WA_full = filter(county_full,state == "WA")
glimpse(WA_full)

## Observations: 3,599
## Variables: 38
## $ long             <dbl> -1372940, -1437163, -1458316, -1453530, -1438...
## $ lat              <dbl> 350122.3, 365353.5, 370534.7, 389522.1, 38574...
## $ order            <int> 176820, 176821, 176822, 176823, 176824, 17682...
## $ hole             <lgl> FALSE, FALSE, FALSE, FALSE, FALSE, FALSE, FAL...
## $ piece            <fct> 1, 1, 1, 1, 1, 1, 1, 1, 1, 1, 1, 1, 1, 1, 1, ...
## $ group            <fct> 0500000US53001.1, 0500000US53001.1, 0500000US...
## $ id               <chr> "53001", "53001", "53001", "53001", "53001", ...
## $ name             <chr> "Adams County", "Adams County", "Adams County...
## $ state            <fct> WA, WA, WA, WA, WA, WA, WA, WA, WA, WA, WA, W...
## $ census_region    <fct> West, West, West, West, West, West, West, Wes...
## $ pop_dens         <fct> [    0,   10), [    0,   10), [    0,   10), ...
## $ pop_dens4        <fct> [  0,   17), [  0,   17), [  0,   17), [  0, ...
## $ pop_dens6        <fct> [  9,   25), [  9,   25), [  9,   25), [  9, ...
## $ pct_black        <fct> [ 0.0, 2.0), [ 0.0, 2.0), [ 0.0, 2.0), [ 0.0,...
## $ pop              <int> 19179, 19179, 19179, 19179, 19179, 19179, 191...
## $ female           <dbl> 49.2, 49.2, 49.2, 49.2, 49.2, 49.2, 49.2, 49....
## $ white            <dbl> 91, 91, 91, 91, 91, 91, 91, 91, 91, 91, 91, 9...
## $ black            <dbl> 1.3, 1.3, 1.3, 1.3, 1.3, 1.3, 1.3, 1.3, 1.3, ...
## $ travel_time      <dbl> 17.3, 17.3, 17.3, 17.3, 17.3, 17.3, 17.3, 17....
## $ land_area        <dbl> 1924.98, 1924.98, 1924.98, 1924.98, 1924.98, ...
## $ hh_income        <int> 43926, 43926, 43926, 43926, 43926, 43926, 439...
## $ su_gun4          <fct> [ 5, 8), [ 5, 8), [ 5, 8), [ 5, 8), [ 5, 8), ...
## $ su_gun6          <fct> [ 4, 7), [ 4, 7), [ 4, 7), [ 4, 7), [ 4, 7), ...
## $ fips             <dbl> 53001, 53001, 53001, 53001, 53001, 53001, 530...
## $ votes_dem_2016   <int> 1118, 1118, 1118, 1118, 1118, 1118, 1118, 111...
## $ votes_gop_2016   <int> 2740, 2740, 2740, 2740, 2740, 2740, 2740, 274...
## $ total_votes_2016 <int> 4081, 4081, 4081, 4081, 4081, 4081, 4081, 408...
## $ per_dem_2016     <dbl> 0.2739525, 0.2739525, 0.2739525, 0.2739525, 0...
## $ per_gop_2016     <dbl> 0.6714041, 0.6714041, 0.6714041, 0.6714041, 0...
## $ diff_2016        <int> 1622, 1622, 1622, 1622, 1622, 1622, 1622, 162...
## $ per_dem_2012     <dbl> 0.3220735, 0.3220735, 0.3220735, 0.3220735, 0...
## $ per_gop_2012     <dbl> 0.6609305, 0.6609305, 0.6609305, 0.6609305, 0...
## $ diff_2012        <int> 1595, 1595, 1595, 1595, 1595, 1595, 1595, 159...
## $ winner           <chr> "Trump", "Trump", "Trump", "Trump", "Trump", ...
## $ partywinner16    <chr> "Republican", "Republican", "Republican", "Re...
## $ winner12         <chr> "Romney", "Romney", "Romney", "Romney", "Romn...
## $ partywinner12    <chr> "Republican", "Republican", "Republican", "Re...
## $ flipped          <chr> "No", "No", "No", "No", "No", "No", "No", "No...

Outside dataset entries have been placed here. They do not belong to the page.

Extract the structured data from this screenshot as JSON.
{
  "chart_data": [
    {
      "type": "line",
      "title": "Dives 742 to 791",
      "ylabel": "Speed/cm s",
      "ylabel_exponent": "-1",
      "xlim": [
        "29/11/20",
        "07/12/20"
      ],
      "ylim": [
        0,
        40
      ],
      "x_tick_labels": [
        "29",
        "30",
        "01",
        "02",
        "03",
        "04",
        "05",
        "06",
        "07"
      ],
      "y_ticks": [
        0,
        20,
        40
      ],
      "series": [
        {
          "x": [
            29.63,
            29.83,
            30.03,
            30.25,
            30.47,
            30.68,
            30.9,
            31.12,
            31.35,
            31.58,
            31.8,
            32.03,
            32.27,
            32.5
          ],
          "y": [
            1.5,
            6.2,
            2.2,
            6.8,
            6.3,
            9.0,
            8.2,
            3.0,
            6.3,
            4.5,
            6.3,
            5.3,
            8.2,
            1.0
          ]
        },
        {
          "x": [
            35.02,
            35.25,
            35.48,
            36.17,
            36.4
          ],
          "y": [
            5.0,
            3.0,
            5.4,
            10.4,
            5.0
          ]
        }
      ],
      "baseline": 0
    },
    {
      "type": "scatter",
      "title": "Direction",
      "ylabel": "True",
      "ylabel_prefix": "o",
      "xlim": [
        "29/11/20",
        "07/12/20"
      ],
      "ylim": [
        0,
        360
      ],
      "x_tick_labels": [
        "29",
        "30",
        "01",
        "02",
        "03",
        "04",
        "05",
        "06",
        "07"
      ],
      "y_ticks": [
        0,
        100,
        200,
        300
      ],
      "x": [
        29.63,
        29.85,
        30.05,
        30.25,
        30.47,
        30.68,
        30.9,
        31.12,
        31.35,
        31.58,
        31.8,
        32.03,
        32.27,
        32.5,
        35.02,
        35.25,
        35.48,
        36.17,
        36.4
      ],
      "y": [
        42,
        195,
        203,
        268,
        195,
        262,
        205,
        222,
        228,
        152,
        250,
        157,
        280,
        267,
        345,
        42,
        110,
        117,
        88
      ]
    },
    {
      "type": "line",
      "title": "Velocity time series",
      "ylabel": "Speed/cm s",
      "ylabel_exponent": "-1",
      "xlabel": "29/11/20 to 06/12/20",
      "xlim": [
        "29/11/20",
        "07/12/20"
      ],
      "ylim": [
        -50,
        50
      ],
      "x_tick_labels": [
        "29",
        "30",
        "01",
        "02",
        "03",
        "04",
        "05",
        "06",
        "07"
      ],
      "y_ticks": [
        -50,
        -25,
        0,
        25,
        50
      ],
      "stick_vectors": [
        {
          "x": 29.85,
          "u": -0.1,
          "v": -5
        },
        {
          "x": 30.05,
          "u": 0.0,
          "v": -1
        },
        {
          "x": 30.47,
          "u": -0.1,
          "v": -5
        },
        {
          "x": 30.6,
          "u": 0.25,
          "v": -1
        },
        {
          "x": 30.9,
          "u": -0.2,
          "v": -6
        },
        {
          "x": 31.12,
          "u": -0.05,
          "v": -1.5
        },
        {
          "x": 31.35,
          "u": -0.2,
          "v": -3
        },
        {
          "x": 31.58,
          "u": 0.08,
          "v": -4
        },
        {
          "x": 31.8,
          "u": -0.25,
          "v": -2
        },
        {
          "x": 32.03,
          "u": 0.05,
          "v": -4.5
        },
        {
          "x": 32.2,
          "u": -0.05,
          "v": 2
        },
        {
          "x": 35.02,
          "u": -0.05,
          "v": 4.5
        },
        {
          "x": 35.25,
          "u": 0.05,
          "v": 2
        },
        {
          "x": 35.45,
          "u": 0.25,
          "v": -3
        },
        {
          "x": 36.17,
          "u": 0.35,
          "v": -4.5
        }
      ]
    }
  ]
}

WA_full = filter(county_full,state == "WA")
p <- ggplot(data = WA_full,
            mapping = aes(x = long, y = lat,
                          fill = pop_dens, 
                          group = group))

p1 <- p + geom_polygon(color = "gray90", size = 0.05) + coord_equal()

p2 <- p1 + scale_fill_brewer(palette="Blues",
                             labels = c("0-10", "10-50", "50-100", "100-500",
                                        "500-1,000", "1,000-5,000", ">5,000"))

p2 + labs(fill = "Population per\nsquare mile") +
    theme_map() +
    guides(fill = guide_legend(nrow = 1)) + 
    theme(legend.position = "bottom")

Exercise

Do a choropleth for some other variable and Washington’s counties. Do this for another state you’re familiar with.